German banking giant Deutsche Bank and its UK subsidiary will pay another record fine, with US$775m the latest sum levied, for admitting that it rigged interest rates in a multi-bank conspiracy, that undermined global financial markets, the US Department of Justice said on Tuesday.
In a statement on its website the US Department of Justice said that Deutsche Bank’s London subsidiary DB Group services, where most of those who admitted manipulating the rate worked, signed a plea agreement with the US government in which it admitted its criminal conduct and agreed to pay US$150m in fines.
In addition, Germany’s biggest bank, whose headquarters is pictured left, agreed to pay an additional US$625m criminal penalty for manipulating the London Interbank Offered Rates (Libor) for the US dollar and several other currencies. It also agreed to admit and accept responsibility for its misconduct, designed to boost its trading positions, and said that it will continue to cooperate in the Justice Department’s continuing investigation. US authorities also said that independent monitors would be installed on the matter for at least three years.
As per the US Justice Department’s report, Deutsche Bank engaged in the misconduct from at least 2003 through early 2011. However, in accepting responsibility and paying the fines, the deal allows the bank to keep its operating license in the United States. The bank’s New York branch has more than 1,700 employees and total assets exceeding US$152 billion.
The US Justice Department statement said: “Numerous Deutsche Bank derivatives traders – whose compensation was directly connected to their success in trading financial products tied to LIBOR – engaged in efforts, many times in conjunction with other banks, to move these benchmark rates in a direction favorable to their trading positions.
“Specifically, the derivatives traders requested that LIBOR submitters at Deutsche Bank and other banks submit contributions favorable to trading positions, rather than the accurate rates that complied with the definition of Libor. Through these schemes, Deutsche Bank defrauded counterparties who were unaware of the manipulation.”
Record US$7.2bn fine
The fine is the latest in a long line of fines, for the troubled German bank. In January, the US Justice Department, along with federal partners, announced a record US$7.2bn settlement with Deutsche Bank resolving federal civil claims that Deutsche Bank misled investors in the packaging, securitization, marketing, sale and issuance of residential mortgage-backed securities (RMBS) between 2006 and 2007.
The latest penalty takes the total fines imposed on the German lender to approximately US$8.63bn. In addition to the record US$7.2bn fine and yesterday’s fines, Deutsche Bank has also paid US$800m to the US Commodity Futures Trading Commission and a UK record £163,076,224 (about US$204m) by the UK regulator the Financial Conduct Authority.

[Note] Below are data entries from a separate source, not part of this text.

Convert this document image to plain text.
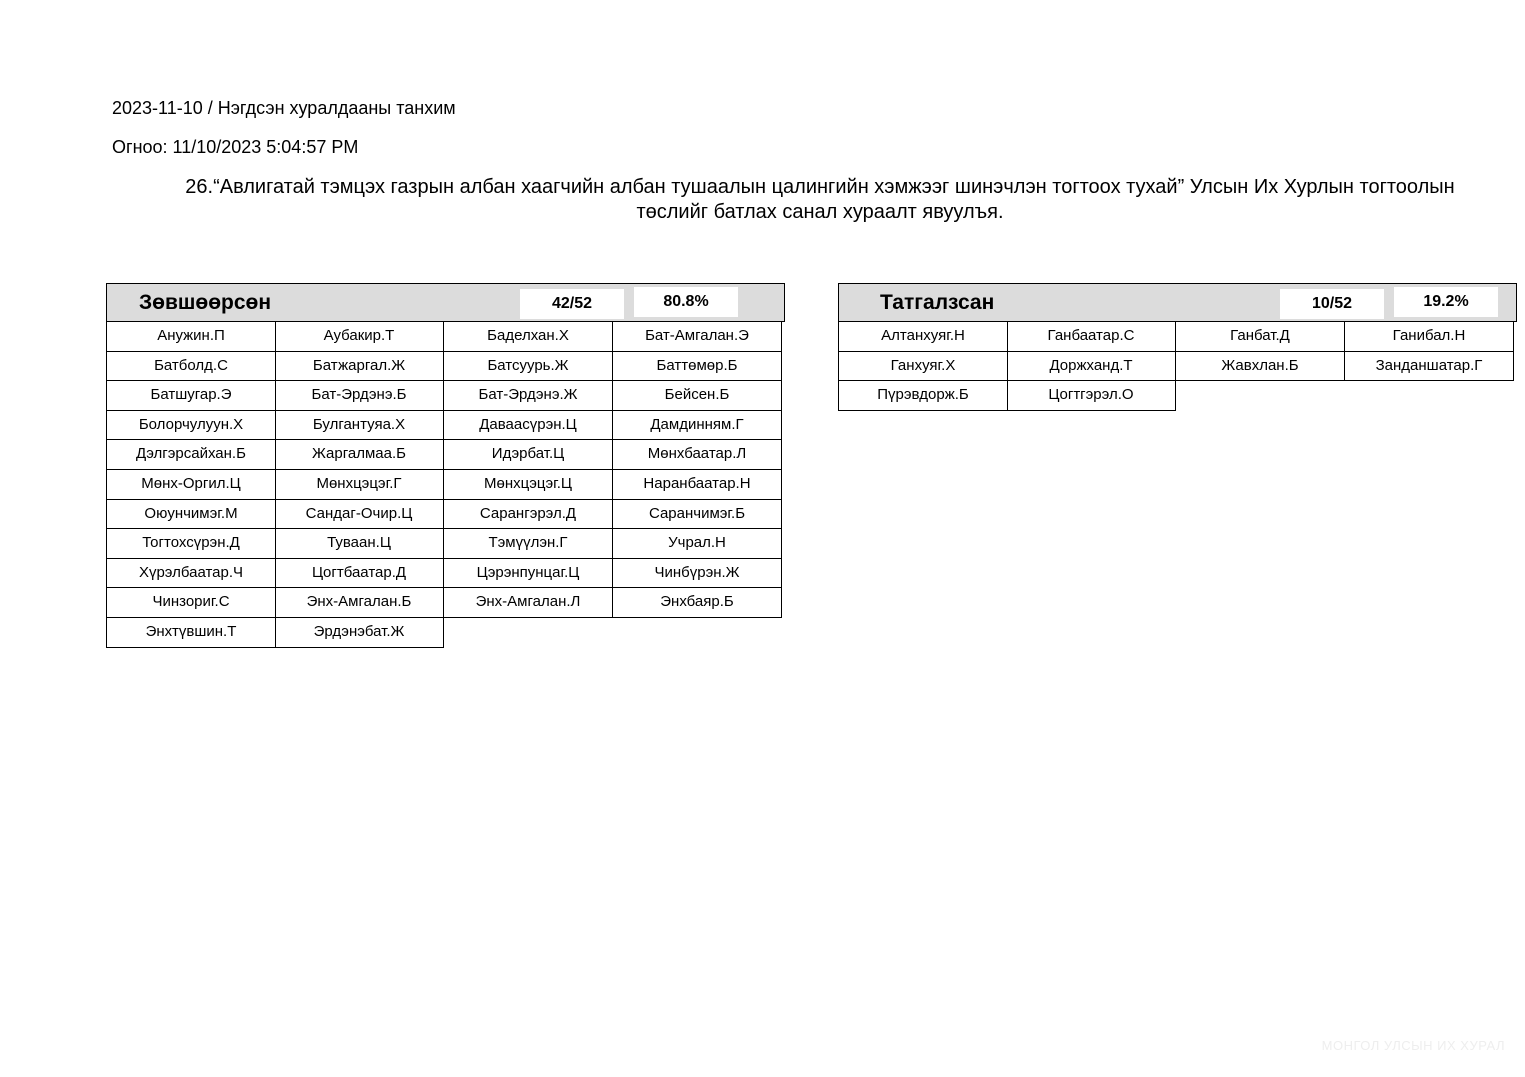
2023-11-10 / Нэгдсэн хуралдааны танхим
Огноо: 11/10/2023 5:04:57 PM
26.“Авлигатай тэмцэх газрын албан хаагчийн албан тушаалын цалингийн хэмжээг шинэчлэн тогтоох тухай” Улсын Их Хурлын тогтоолын төслийг батлах санал хураалт явуулъя.
Зөвшөөрсөн	42/52	80.8%
Анужин.П	Аубакир.Т	Баделхан.Х	Бат-Амгалан.Э
Батболд.С	Батжаргал.Ж	Батсуурь.Ж	Баттөмөр.Б
Батшугар.Э	Бат-Эрдэнэ.Б	Бат-Эрдэнэ.Ж	Бейсен.Б
Болорчулуун.Х	Булгантуяа.Х	Даваасүрэн.Ц	Дамдинням.Г
Дэлгэрсайхан.Б	Жаргалмаа.Б	Идэрбат.Ц	Мөнхбаатар.Л
Мөнх-Оргил.Ц	Мөнхцэцэг.Г	Мөнхцэцэг.Ц	Наранбаатар.Н
Оюунчимэг.М	Сандаг-Очир.Ц	Сарангэрэл.Д	Саранчимэг.Б
Тогтохсүрэн.Д	Туваан.Ц	Тэмүүлэн.Г	Учрал.Н
Хүрэлбаатар.Ч	Цогтбаатар.Д	Цэрэнпунцаг.Ц	Чинбүрэн.Ж
Чинзориг.С	Энх-Амгалан.Б	Энх-Амгалан.Л	Энхбаяр.Б
Энхтүвшин.Т	Эрдэнэбат.Ж
Татгалзсан	10/52	19.2%
Алтанхуяг.Н	Ганбаатар.С	Ганбат.Д	Ганибал.Н
Ганхуяг.Х	Доржханд.Т	Жавхлан.Б	Занданшатар.Г
Пүрэвдорж.Б	Цогтгэрэл.О
МОНГОЛ УЛСЫН ИХ ХУРАЛ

It also agreed to settle with New York’s department of financial services (about US$630 in total), as reported, for failing to maintain an adequate anti-money laundering controls linked to a series of Russian ‘mirror’ trades.
Asia desk closure
Earlier this week Deutsche Bank wealth management announced that it has shut the desk servicing external asset managers in Asia. It will now be offering the EAM service through relationship managers in the region. And last year, as reported, the firm also closed its private banking operation in Australia and, as reported, it sold its stake in UK in financial company Abbey Life to Phoenix.
Deutsche Bank also announced recently, as reported, that it was going to the markets to ask investors for €8bn (US$8.5bn) to help improve its financial health as it has announced that it is to break up its business, including listing its asset management arm for sale, as it bids plans to secure its financial future.
Deutsche Bank said it will seek to raise about €8bn (US$8.5bn) –its fourth capital hike since 2010. The four add up to a total of about €30bn (US$32bn), which more than the bank’s current market value, according to current valuations.